Je ne suis pas mondain, je ne suis pas fait pour la foule, je suis mieux au fond de mon jardin.

Eléments de parcours

Denis Brihat a coutume de dire que la photographie a été son université. Son parcours l’entraîne d’abord de la photographie industrielle au reportage et à l’illustration. Cette première partie de son œuvre est couronnée par le prix Niépce obtenu en 1957 après un voyage d’un an en Inde qui va marquer sa vie. L’année suivante, lassé par la vie parisienne, il décide de s’installer à Bonnieux, en Provence, sur le plateau des Claparèdes. Dans des conditions matérielles spartiates, c’est là qu’il crée ses premiers tableaux photographiques en noir et blanc. La nature va s’épanouir dans tout son univers de création : paysages, micro-paysages in situ (pissenlits, herbes folles, chardons) ou bien objets de nature photographiés dans l’atelier (fleurs, fruits, légumes). Les coquelicots, les tulipes noires, les oignons ou les kiwis occuperont Denis Brihat pendant de longues années. En noir et blanc oucolorées par des procédés de virages qu’il affine au fil des ans, ses images pleines de poésie ne doivent pas être considérées comme des illustrations ou des planches naturalistes, mais comme de véritables œuvres d’art qui s’offrent à la contemplation.

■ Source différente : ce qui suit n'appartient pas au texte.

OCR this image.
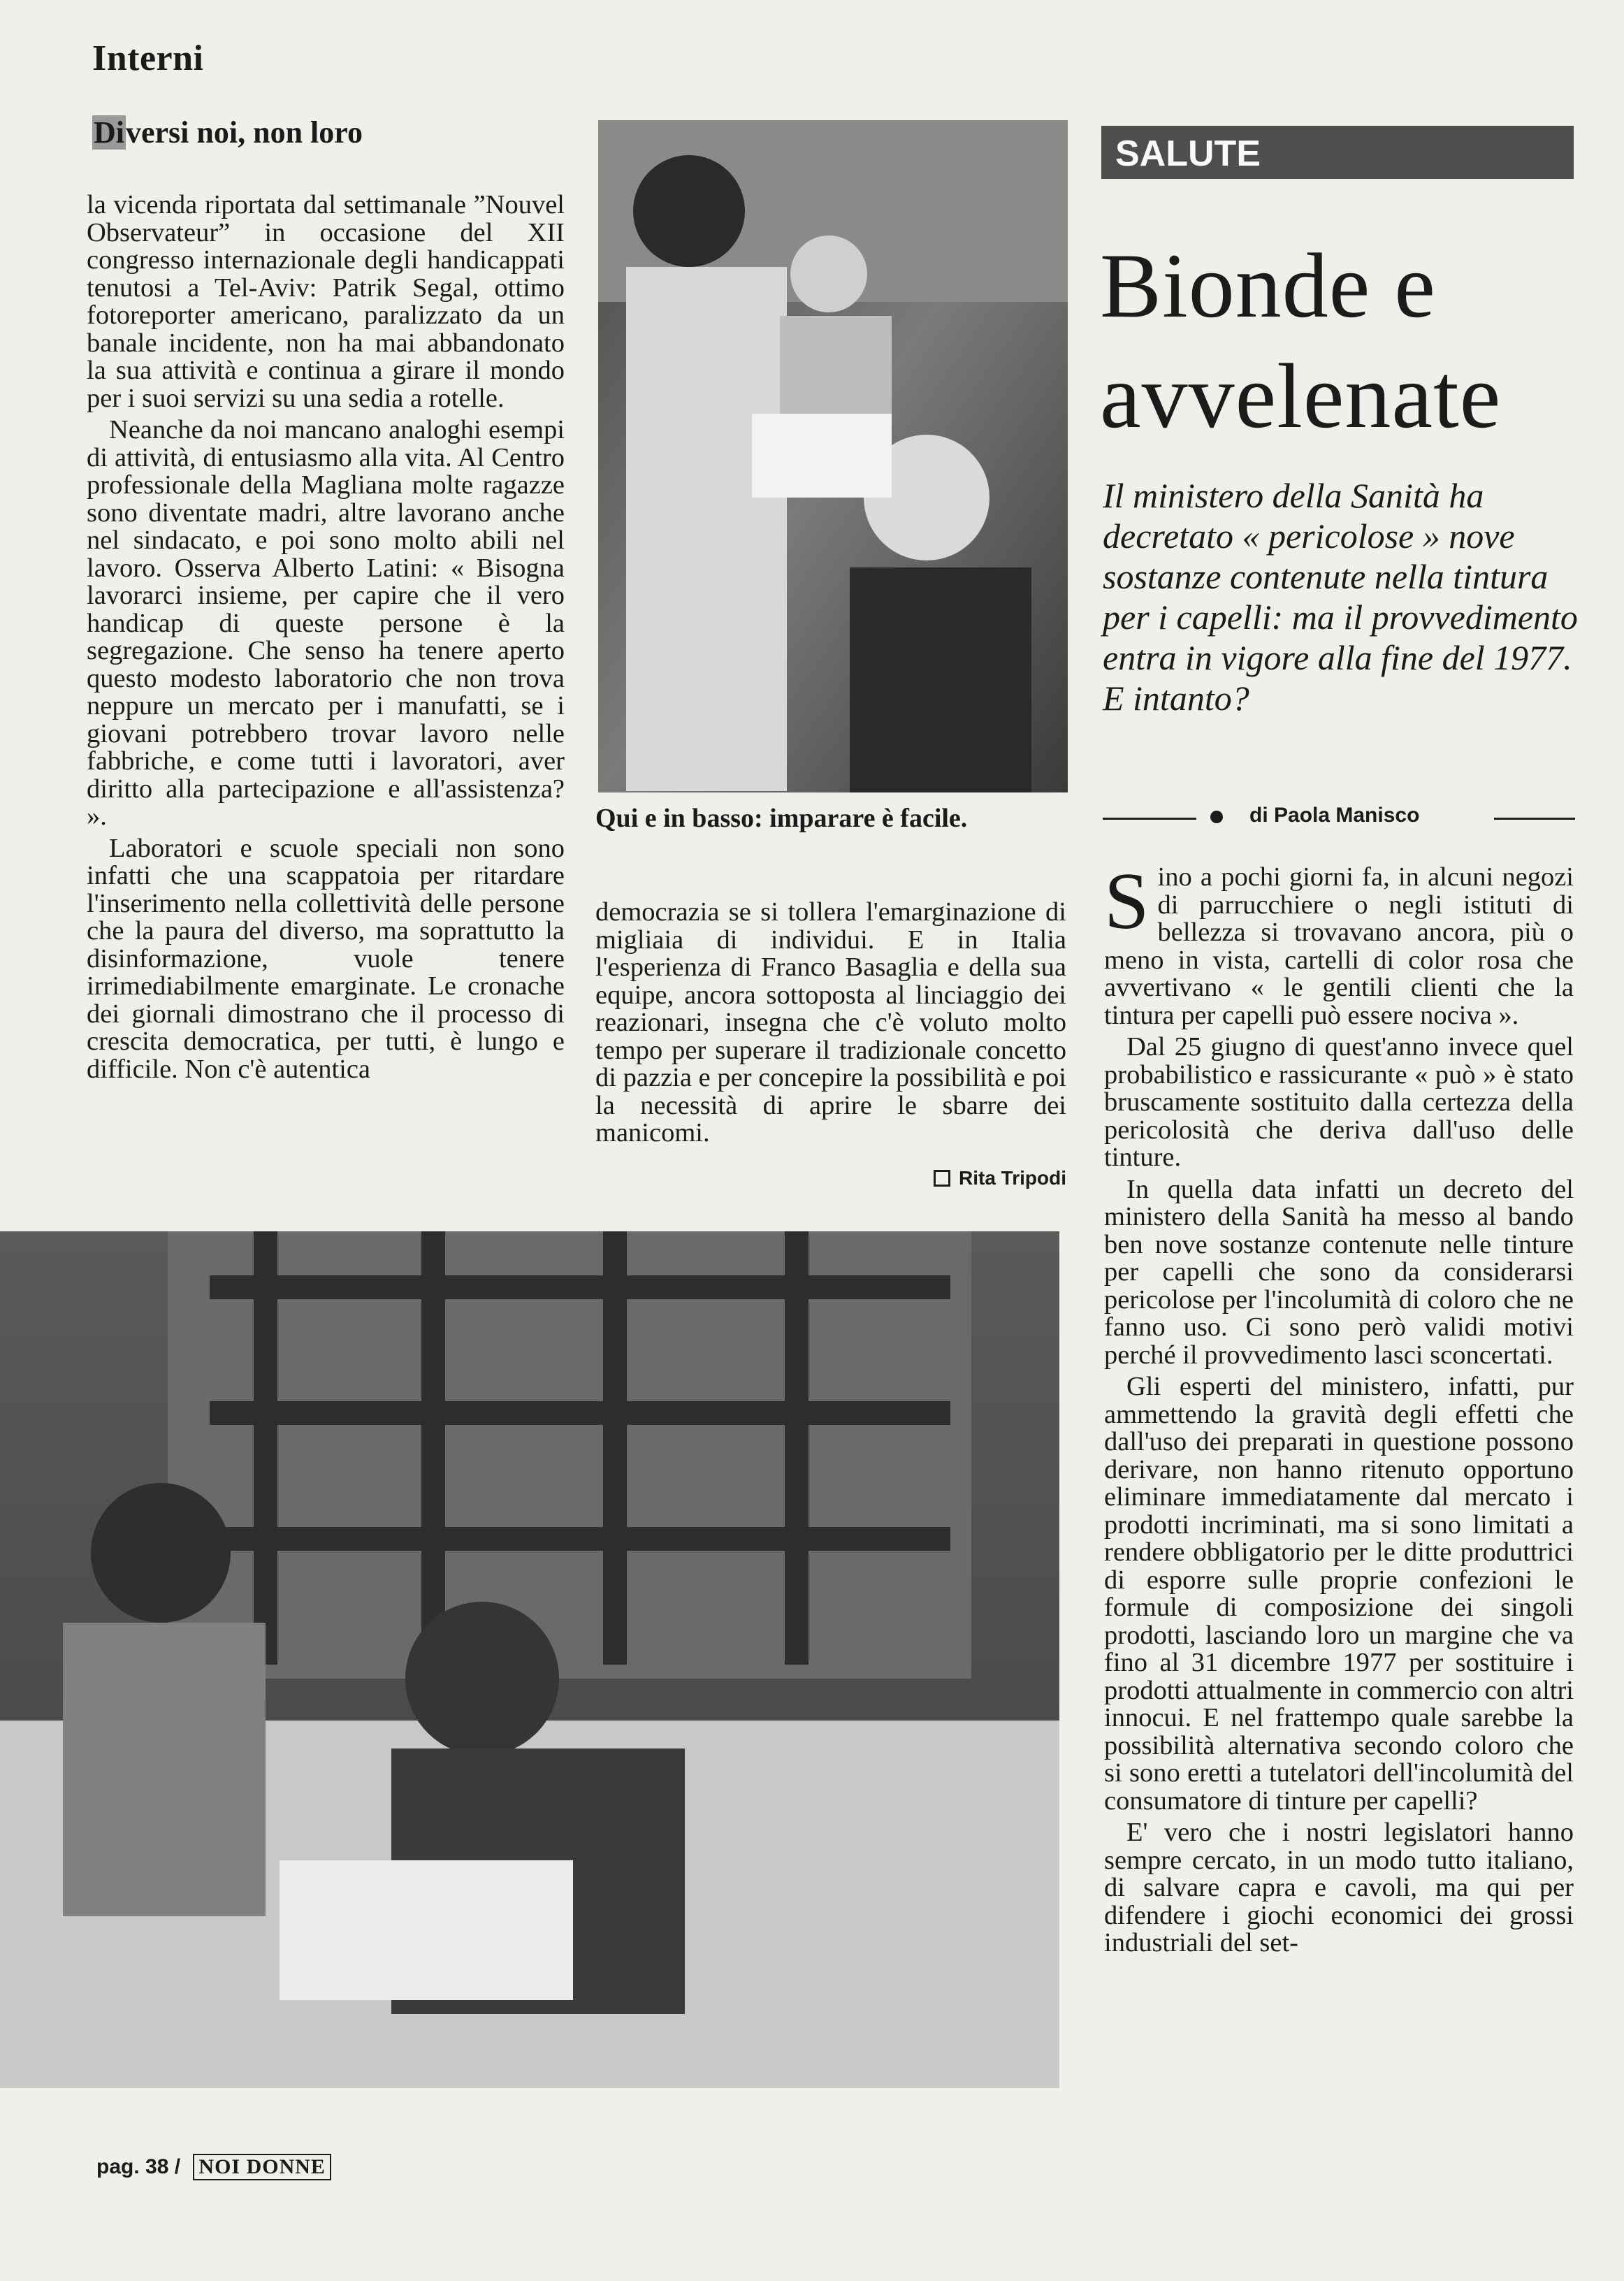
Interni
Diversi noi, non loro

la vicenda riportata dal settimanale ”Nouvel Observateur” in occasione del XII congresso internazionale degli handicappati tenutosi a Tel-Aviv: Patrik Segal, ottimo fotoreporter americano, paralizzato da un banale incidente, non ha mai abbandonato la sua attività e continua a girare il mondo per i suoi servizi su una sedia a rotelle.

Neanche da noi mancano analoghi esempi di attività, di entusiasmo alla vita. Al Centro professionale della Magliana molte ragazze sono diventate madri, altre lavorano anche nel sindacato, e poi sono molto abili nel lavoro. Osserva Alberto Latini: « Bisogna lavorarci insieme, per capire che il vero handicap di queste persone è la segregazione. Che senso ha tenere aperto questo modesto laboratorio che non trova neppure un mercato per i manufatti, se i giovani potrebbero trovar lavoro nelle fabbriche, e come tutti i lavoratori, aver diritto alla partecipazione e all'assistenza? ».

Laboratori e scuole speciali non sono infatti che una scappatoia per ritardare l'inserimento nella collettività delle persone che la paura del diverso, ma soprattutto la disinformazione, vuole tenere irrimediabilmente emarginate. Le cronache dei giornali dimostrano che il processo di crescita democratica, per tutti, è lungo e difficile. Non c'è autentica

Qui e in basso: imparare è facile.

democrazia se si tollera l'emarginazione di migliaia di individui. E in Italia l'esperienza di Franco Basaglia e della sua equipe, ancora sottoposta al linciaggio dei reazionari, insegna che c'è voluto molto tempo per superare il tradizionale concetto di pazzia e per concepire la possibilità e poi la necessità di aprire le sbarre dei manicomi.

Rita Tripodi
SALUTE
Bionde e
avvelenate
Il ministero della Sanità ha decretato « pericolose » nove sostanze contenute nella tintura per i capelli: ma il provvedimento entra in vigore alla fine del 1977. E intanto?
di Paola Manisco

Sino a pochi giorni fa, in alcuni negozi di parrucchiere o negli istituti di bellezza si trovavano ancora, più o meno in vista, cartelli di color rosa che avvertivano « le gentili clienti che la tintura per capelli può essere nociva ».

Dal 25 giugno di quest'anno invece quel probabilistico e rassicurante « può » è stato bruscamente sostituito dalla certezza della pericolosità che deriva dall'uso delle tinture.

In quella data infatti un decreto del ministero della Sanità ha messo al bando ben nove sostanze contenute nelle tinture per capelli che sono da considerarsi pericolose per l'incolumità di coloro che ne fanno uso. Ci sono però validi motivi perché il provvedimento lasci sconcertati.

Gli esperti del ministero, infatti, pur ammettendo la gravità degli effetti che dall'uso dei preparati in questione possono derivare, non hanno ritenuto opportuno eliminare immediatamente dal mercato i prodotti incriminati, ma si sono limitati a rendere obbligatorio per le ditte produttrici di esporre sulle proprie confezioni le formule di composizione dei singoli prodotti, lasciando loro un margine che va fino al 31 dicembre 1977 per sostituire i prodotti attualmente in commercio con altri innocui. E nel frattempo quale sarebbe la possibilità alternativa secondo coloro che si sono eretti a tutelatori dell'incolumità del consumatore di tinture per capelli?

E' vero che i nostri legislatori hanno sempre cercato, in un modo tutto italiano, di salvare capra e cavoli, ma qui per difendere i giochi economici dei grossi industriali del set-

pag. 38 / NOI DONNE
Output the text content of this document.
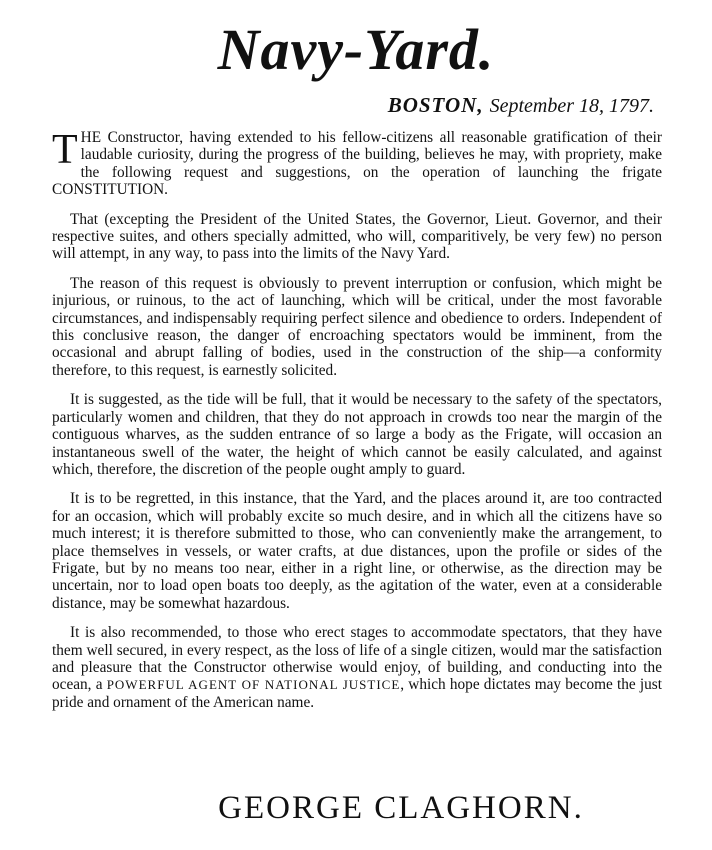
Navy-Yard.
BOSTON, September 18, 1797.

THE Constructor, having extended to his fellow-citizens all reasonable gratification of their laudable curiosity, during the progress of the building, believes he may, with propriety, make the following request and suggestions, on the operation of launching the frigate CONSTITUTION.

That (excepting the President of the United States, the Governor, Lieut. Governor, and their respective suites, and others specially admitted, who will, comparitively, be very few) no person will attempt, in any way, to pass into the limits of the Navy Yard.

The reason of this request is obviously to prevent interruption or confusion, which might be injurious, or ruinous, to the act of launching, which will be critical, under the most favorable circumstances, and indispensably requiring perfect silence and obedience to orders. Independent of this conclusive reason, the danger of encroaching spectators would be imminent, from the occasional and abrupt falling of bodies, used in the construction of the ship—a conformity therefore, to this request, is earnestly solicited.

It is suggested, as the tide will be full, that it would be necessary to the safety of the spectators, particularly women and children, that they do not approach in crowds too near the margin of the contiguous wharves, as the sudden entrance of so large a body as the Frigate, will occasion an instantaneous swell of the water, the height of which cannot be easily calculated, and against which, therefore, the discretion of the people ought amply to guard.

It is to be regretted, in this instance, that the Yard, and the places around it, are too contracted for an occasion, which will probably excite so much desire, and in which all the citizens have so much interest; it is therefore submitted to those, who can conveniently make the arrangement, to place themselves in vessels, or water crafts, at due distances, upon the profile or sides of the Frigate, but by no means too near, either in a right line, or otherwise, as the direction may be uncertain, nor to load open boats too deeply, as the agitation of the water, even at a considerable distance, may be somewhat hazardous.

It is also recommended, to those who erect stages to accommodate spectators, that they have them well secured, in every respect, as the loss of life of a single citizen, would mar the satisfaction and pleasure that the Constructor otherwise would enjoy, of building, and conducting into the ocean, a POWERFUL AGENT OF NATIONAL JUSTICE, which hope dictates may become the just pride and ornament of the American name.

GEORGE CLAGHORN.
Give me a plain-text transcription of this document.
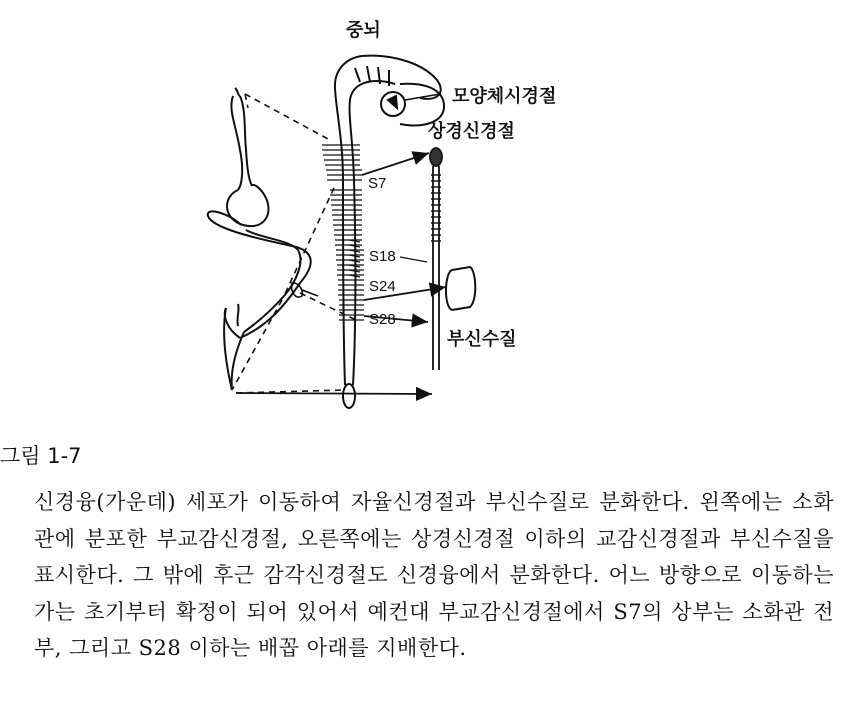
중뇌
모양체시경절
상경신경절
부신수질
S7
S18
S24
S28
그림 1-7

신경융(가운데) 세포가 이동하여 자율신경절과 부신수질로 분화한다. 왼쪽에는 소화관에 분포한 부교감신경절, 오른쪽에는 상경신경절 이하의 교감신경절과 부신수질을 표시한다. 그 밖에 후근 감각신경절도 신경융에서 분화한다. 어느 방향으로 이동하는가는 초기부터 확정이 되어 있어서 예컨대 부교감신경절에서 S7의 상부는 소화관 전부, 그리고 S28 이하는 배꼽 아래를 지배한다.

Denis Brihat révèle un monde invisible, un microcosme mystérieux aux trésors esthétiques infinis. La carrière de Denis Brihat est aujourd’hui internationale. Ses photographies ont été exposées à travers le monde, du MoMA ( New York) au Victoria & Albert Museum (Londres), du Musée de l’Élysée (Lausanne) au Palais de Tokyo (Paris). Elles figurent dans les plus grandes collections publiques et privées. Cette monographie – première du genre pour cet artiste – retrace le parcours d’une œuvre singulière qui s’inscrit dans l’histoire de la photographie contemporaine.

Photos choisies

Portrait de Sikh
Portrait de Sikh © Denis Brihat

Je ne suis jamais revenu tout à fait de l'Inde...

Poivron
Poivron © Denis Brihat

On ne fait que son autoportrait, même si on ne photographie que des poivrons…

Oignon
Oignon © Radio France / Denis Brihat

Quand on travaille à la chambre on ne mitraille pas, les châssis sont lourds, mais j’essaie toujours d’épuiser le sujet…

Trois cerisiers en fleur
Trois cerisiers en fleur © Denis Brihat

Mon travail est destiné à la décoration poétique du mur au même titre qu'un tableau de Braque, la différence c'est l'aspect financier...

►►► POUR ALLER + LOIN

Expositions

Les héritiers, dans le cadre de L'été 1954 à Biot (jusqu'au 9 octobre)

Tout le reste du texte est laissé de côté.